Simply put, money that you owe.

Direct Deposit
Money that’s transferred electronically directly into your account.

Down Payment
An initial payment that needs to be made when something is purchased using credit. A down payment is usually required on bigger purchases, such as a vehicle or a home.

Electronic Funds Transfers (EFT)
Moving money from one account to another using a computer system or mobile device. This can refer to money that moves between two accounts at the same financial institution or can mean money that moves from an account at one financial institution to another. 

Financial Institution
A credit union, bank, trust company, brokerage, or any other organization that participates in financial transactions that involve cash or other financial products, such as loans, mortgages, or investments.

Financial Plan
A detailed picture of your current financial situation, current and future goals, and a detailed action plan of how your money can help you accomplish your plans. This type of plan is provided by a certified or professional financial planner.

Financial Planner
A professional who looks at all aspects of your current financial situation (your income, tax situation, insurance needs, and long term goals) and helps make a detailed, personalized plan to help you achieve your goals.

Fixed Rate Loan or Mortgage
A loan or mortgage where the interest rate is locked-in for a specific period of time. This means that during that set period of time, if interest rates in the market change, the interest rate on your loan will stay the same.

Gross Debt Service Ratio (GDS)
This represents the percentage of your before-tax income that is used to cover housing-related expenses. Housing-related expenses include mortgage payments, property taxes and sometimes include heating and a percentage of condo fees, if applicable. It is generally accepted that your housing expenses should not exceed 32% of your gross income.

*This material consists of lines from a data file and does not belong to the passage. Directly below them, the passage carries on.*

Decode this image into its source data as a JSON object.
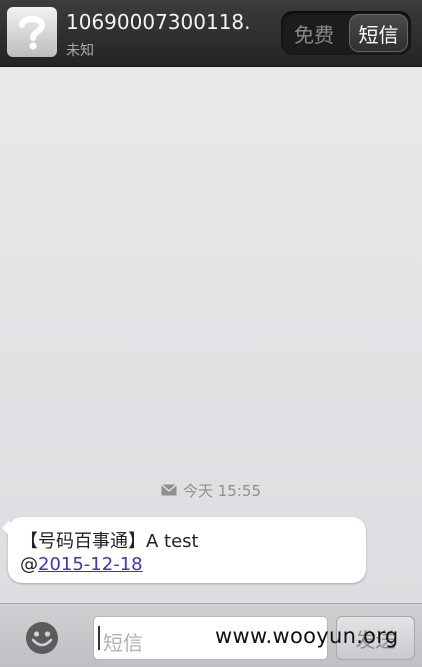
{
  "header": {
    "avatar_icon": "unknown-contact-icon",
    "contact_number": "10690007300118.",
    "contact_status": "未知",
    "mode_free_label": "免费",
    "mode_sms_label": "短信"
  },
  "thread": {
    "timestamp_icon": "envelope-icon",
    "timestamp": "今天 15:55",
    "messages": [
      {
        "line1": "【号码百事通】A test",
        "prefix": "@",
        "link": "2015-12-18"
      }
    ]
  },
  "composer": {
    "emoji_icon": "smiley-icon",
    "placeholder": "短信",
    "send_label": "发送"
  },
  "watermark": "www.wooyun.org"
}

Guaranteed Investment Certificate (GIC)
A type of investment that pays you an agreed-upon rate of return over a fixed period of time with the promise that your original amount invested will not decrease. Since the rate of return and the original investment do not fluctuate, GICs are considered low risk.

Homebuyer’s Plan (HBP)
A federal government program that allows first time homebuyers to borrow money tax free from their own Registered Retirement Savings Plan (RRSP) to use toward a down payment or other home related costs.

Interest Rate
A percentage that’s used to determine how much interest needs to be paid. This can mean interest that you need to pay back on money you borrow, or it can mean interest you earn on an investment that needs to be paid to you.

Something that is bought with the hope that it will generate income or grow in value in the future.

Account An account with a financial institution that belongs to more than one person.

A financial or debt obligation.

Lifelong Learning Plan (LLP)
A federal government program that allows full time students to borrow money tax free from their Registered Retirement Savings Plan (RRSP) to fund post-secondary studies.

Line of Credit (LOC)
A type of loan that you can use to borrow funds when needed and as needed up to a pre-determined limit.

This is how easily you can turn an investment into cash. A savings account is considered to be very liquid, whereas a house is not very liquid because it is difficult to turn it into cash.

An arrangement where a financial institution lets you borrow a sum of money and pay it back, plus interest, over an agreed-upon period of time.

Minimum Payment
This is the least amount of money that you have to pay back toward an outstanding balance (usually on a credit card).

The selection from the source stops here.